Pour décider d’un régime de continuité du pacte colonial, il fallait convoquer à cette Conférence en majorité les hommes et structures acquis à l’impérialisme français. Les indications contenues dans la lettre directive de la France du 06 décembre signalaient là où étaient positionnés ses agents et alliés non opposés au pacte colonial, à savoir les représentants des Eglises, des Syndicats, des professeurs de droit. Robert DOSSOU, traitre au mouvement populaire, député puis ministre de l’autocrate fut chargé de trouver les moyens de combattre et d’éliminer les représentants des masse en lutte, les Comités d’Action. Laurent METONGNON, président de la Coordination nationale des Comités d’action sera arrêté par le pouvoir sur la base d’un mensonge grossier du ministre Robert DOSSOU. Etaient convoqués à cette conférence :
- Les dirigeants du Parti-Etat PRPB, les membres de son gouvernement, les chefs tortionnaires de l’armée et de la police ;
- Les anciens Présidents : MAGA, AHOMADEGBE et ZINSOU qui ont réalisé un accord entre eux et avec KEREKOU sous la houlette de l’impérialisme français avant même le début de la Conférence ;
- Le haut clergé avec Mgr de Souza ;
- Tous les hauts bourgeois qui se trouvaient "une sensibilité" pour avoir leur ticket d’accès ;
- Une foule d’intellectuels opportunistes qui voulaient profiter de l’occasion pour participer au partage du gâteau après la Conférence ;
- Des éléments honnêtes qui étaient venus à la Conférence dans l’intention de démettre KEREKOU avec pour toute arme, leur illusion.

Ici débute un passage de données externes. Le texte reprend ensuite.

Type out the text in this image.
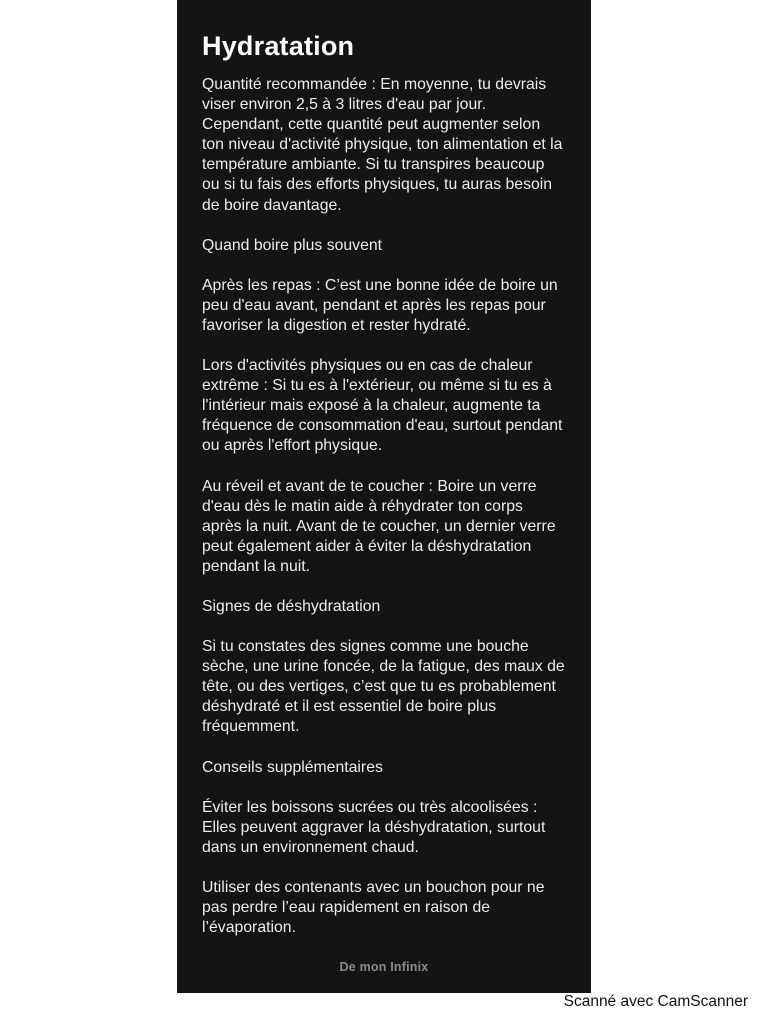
Hydratation

Quantité recommandée : En moyenne, tu devrais viser environ 2,5 à 3 litres d'eau par jour. Cependant, cette quantité peut augmenter selon ton niveau d'activité physique, ton alimentation et la température ambiante. Si tu transpires beaucoup ou si tu fais des efforts physiques, tu auras besoin de boire davantage.

Quand boire plus souvent

Après les repas : C’est une bonne idée de boire un peu d'eau avant, pendant et après les repas pour favoriser la digestion et rester hydraté.

Lors d'activités physiques ou en cas de chaleur extrême : Si tu es à l'extérieur, ou même si tu es à l'intérieur mais exposé à la chaleur, augmente ta fréquence de consommation d'eau, surtout pendant ou après l'effort physique.

Au réveil et avant de te coucher : Boire un verre d'eau dès le matin aide à réhydrater ton corps après la nuit. Avant de te coucher, un dernier verre peut également aider à éviter la déshydratation pendant la nuit.

Signes de déshydratation

Si tu constates des signes comme une bouche sèche, une urine foncée, de la fatigue, des maux de tête, ou des vertiges, c’est que tu es probablement déshydraté et il est essentiel de boire plus fréquemment.

Conseils supplémentaires

Éviter les boissons sucrées ou très alcoolisées : Elles peuvent aggraver la déshydratation, surtout dans un environnement chaud.

Utiliser des contenants avec un bouchon pour ne pas perdre l’eau rapidement en raison de l’évaporation.

De mon Infinix
Scanné avec CamScanner
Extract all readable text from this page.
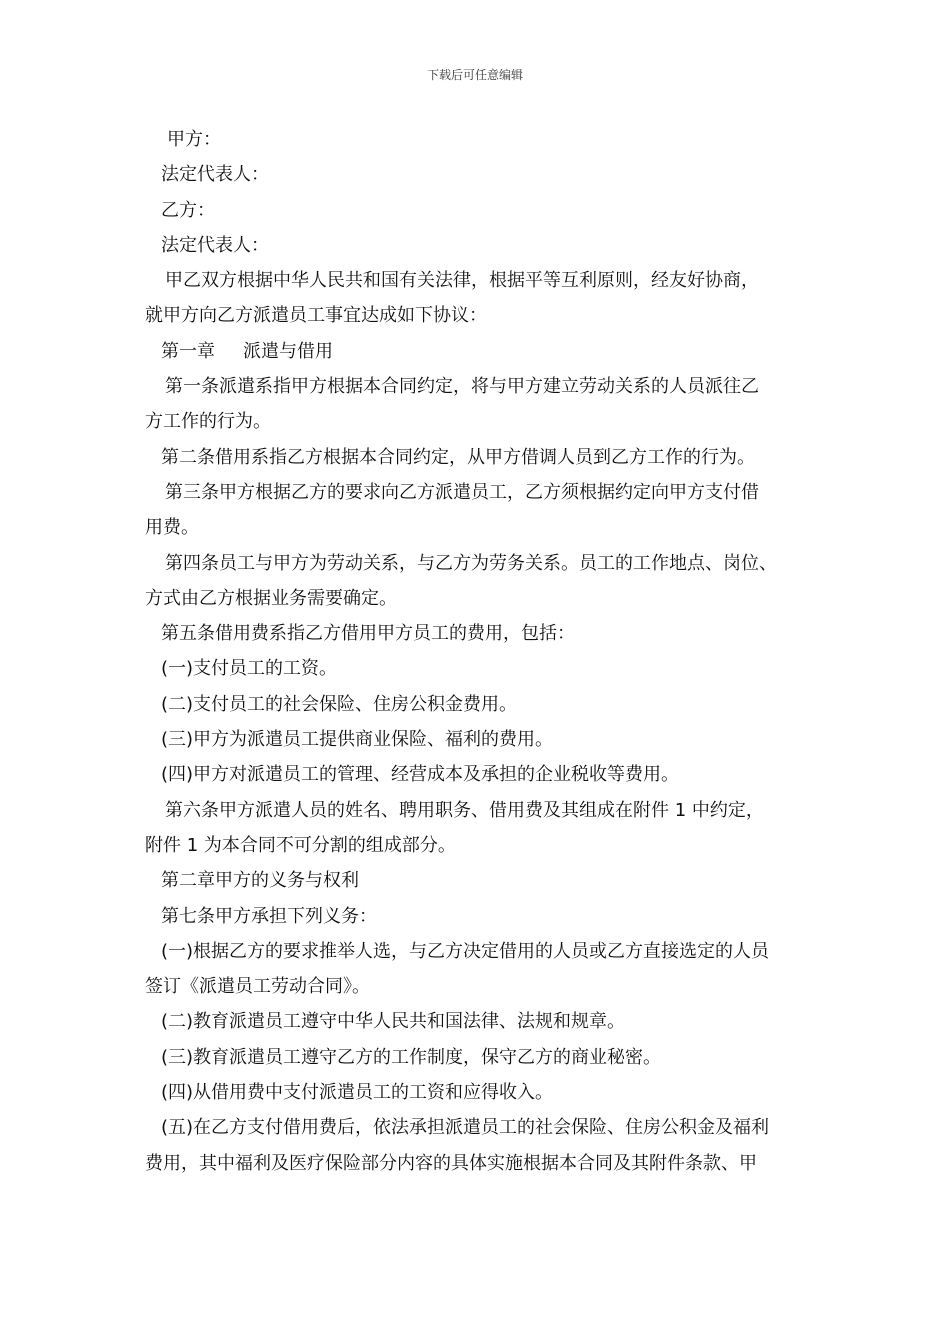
下载后可任意编辑
甲方：
法定代表人：
乙方：
法定代表人：
甲乙双方根据中华人民共和国有关法律，根据平等互利原则，经友好协商，
就甲方向乙方派遣员工事宜达成如下协议：
第一章 派遣与借用
第一条派遣系指甲方根据本合同约定，将与甲方建立劳动关系的人员派往乙
方工作的行为。
第二条借用系指乙方根据本合同约定，从甲方借调人员到乙方工作的行为。
第三条甲方根据乙方的要求向乙方派遣员工，乙方须根据约定向甲方支付借
用费。
第四条员工与甲方为劳动关系，与乙方为劳务关系。员工的工作地点、岗位、
方式由乙方根据业务需要确定。
第五条借用费系指乙方借用甲方员工的费用，包括：
(一)支付员工的工资。
(二)支付员工的社会保险、住房公积金费用。
(三)甲方为派遣员工提供商业保险、福利的费用。
(四)甲方对派遣员工的管理、经营成本及承担的企业税收等费用。
第六条甲方派遣人员的姓名、聘用职务、借用费及其组成在附件 1 中约定，
附件 1 为本合同不可分割的组成部分。
第二章甲方的义务与权利
第七条甲方承担下列义务：
(一)根据乙方的要求推举人选，与乙方决定借用的人员或乙方直接选定的人员
签订《派遣员工劳动合同》。
(二)教育派遣员工遵守中华人民共和国法律、法规和规章。
(三)教育派遣员工遵守乙方的工作制度，保守乙方的商业秘密。
(四)从借用费中支付派遣员工的工资和应得收入。
(五)在乙方支付借用费后，依法承担派遣员工的社会保险、住房公积金及福利
费用，其中福利及医疗保险部分内容的具体实施根据本合同及其附件条款、甲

Comme souligné plus haut, les organisations populaires, les Comités d’Action et autres bureaux de liaison, qui ont défait l’autocratie étaient exclus. Le Parti Communiste était considéré comme "une sensibilité". Le Parti se devait d’indiquer dès lors aux masses combattantes que la Conférence nationale n’était pas celle des forces vives, combattantes, mais celle des hauts bourgeois et qu’elle ne pouvait déboucher que sur un marché de dupes et le sauvetage de l’autocrate. Que les masses en combat n’aient pas réuni les ressources pour disperser ce marché de dupes, chasser KEREKOU afin de réunir une véritable Assemblée Constituante, de véritables Etats généraux des travailleurs et des peuples, ne change rien à cette caractérisation de ce qui s’est passé du 19 au 28 février 1990 à l’hôtel PLM Alédjo.
Etaient vraiment à la manouvre le groupe serré des anciens Présidents de la République avec le Haut Clergé catholique bien connus pour leur allégeance aux puissances étrangères. Il fallait à tout prix sauver le système de pillage et les pilleurs, le régime de torture et les tortionnaires, ne jamais cautionner la destitution par une lutte populaire d’un Chef d’Etat du sérail français même s’il est, comme KEREKOU, une Calamité nationale. Les résultats des travaux seront acceptés dès lors qu’ils restent dans les limites des libertés compatibles avec les intérêts impérialistes, dès lors que la souveraineté de ses décisions ne sort pas du cadre du pacte colonial et ne demande pas la destitution du chef tortionnaire Mathieu KEREKOU. C’est là le contenu du consensus dont parlent les thuriféraires de la haute bourgeoisie au Bénin. Et les résultats sont restés dans ce cadre.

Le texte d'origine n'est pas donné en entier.